Numerical and Empirical Validation

The paper supports its theoretical findings with proof-of-concept experiments in established RL environments such as MountainCar, Pendulum, and Ant. The MaxEnt agent's exploration strategy is shown to effectively increase the visitation entropy over time, thus validating the approach's ability to sample diverse states uniformly. The experiments make use of different types of neural network-based planning oracles, showcasing the adaptability of the method to different function approximations.

Implications and Future Directions

This work has significant implications for RL, especially in settings where external rewards are sparse or entirely absent. Maximizing state distribution entropy as an objective not only aids in thorough environment exploration but also lays groundwork for intrinsic motivation strategies. By successfully proving the efficiency of their approach, the authors contribute a substantial tool for tasks demanding high exploration efficiency, such as autonomous exploration and unsupervised skill discovery.
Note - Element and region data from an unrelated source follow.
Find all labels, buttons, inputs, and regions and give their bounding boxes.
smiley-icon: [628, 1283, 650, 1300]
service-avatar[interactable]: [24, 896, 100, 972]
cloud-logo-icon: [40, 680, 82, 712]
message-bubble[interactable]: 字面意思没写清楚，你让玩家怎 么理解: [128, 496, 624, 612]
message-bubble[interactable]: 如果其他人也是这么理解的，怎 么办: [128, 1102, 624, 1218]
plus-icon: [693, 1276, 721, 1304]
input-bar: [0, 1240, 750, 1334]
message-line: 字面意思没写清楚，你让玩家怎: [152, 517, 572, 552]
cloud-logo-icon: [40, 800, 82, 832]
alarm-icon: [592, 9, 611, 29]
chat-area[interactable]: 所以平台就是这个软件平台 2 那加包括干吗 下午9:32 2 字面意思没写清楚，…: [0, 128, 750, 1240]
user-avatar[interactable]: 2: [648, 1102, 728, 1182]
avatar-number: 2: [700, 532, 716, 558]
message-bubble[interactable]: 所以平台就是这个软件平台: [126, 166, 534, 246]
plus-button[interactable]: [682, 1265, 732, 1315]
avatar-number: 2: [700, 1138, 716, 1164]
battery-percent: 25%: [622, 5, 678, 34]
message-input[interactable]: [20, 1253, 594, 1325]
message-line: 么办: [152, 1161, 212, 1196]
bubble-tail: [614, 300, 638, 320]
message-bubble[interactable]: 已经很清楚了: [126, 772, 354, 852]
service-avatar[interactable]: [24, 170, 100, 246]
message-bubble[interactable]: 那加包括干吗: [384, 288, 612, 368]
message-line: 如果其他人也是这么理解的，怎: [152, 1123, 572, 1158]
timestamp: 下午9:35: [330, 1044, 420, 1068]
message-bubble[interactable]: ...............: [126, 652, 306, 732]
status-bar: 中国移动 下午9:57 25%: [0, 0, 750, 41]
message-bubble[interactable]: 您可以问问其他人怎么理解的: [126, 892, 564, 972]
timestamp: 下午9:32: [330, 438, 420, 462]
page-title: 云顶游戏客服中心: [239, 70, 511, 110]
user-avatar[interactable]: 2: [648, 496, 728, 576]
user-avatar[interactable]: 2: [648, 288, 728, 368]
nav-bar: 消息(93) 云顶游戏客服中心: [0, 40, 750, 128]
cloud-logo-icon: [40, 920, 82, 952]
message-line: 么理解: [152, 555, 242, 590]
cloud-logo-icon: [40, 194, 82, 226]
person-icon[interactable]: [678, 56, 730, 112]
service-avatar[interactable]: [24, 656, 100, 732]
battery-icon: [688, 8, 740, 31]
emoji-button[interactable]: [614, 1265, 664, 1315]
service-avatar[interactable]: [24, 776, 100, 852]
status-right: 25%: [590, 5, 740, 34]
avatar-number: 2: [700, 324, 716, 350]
In terms of future research directions, the challenge of scaling these methods to environments with continuous or exceedingly large state spaces remains. The promising results in tabular settings call for extensions and adaptations to function approximation techniques that can further scale this approach. Additionally, research into integrating maximum entropy exploration with multi-task learning or transfer learning paradigms could unlock broader applications.

In summary, this paper offers a robust exploration strategy in the absence of reward signals by formulating the problem as one of maximizing the entropy of state distributive frequencies. Its contributions are both theoretical and practical, providing clear pathways for advancing exploration techniques in reinforcement learning.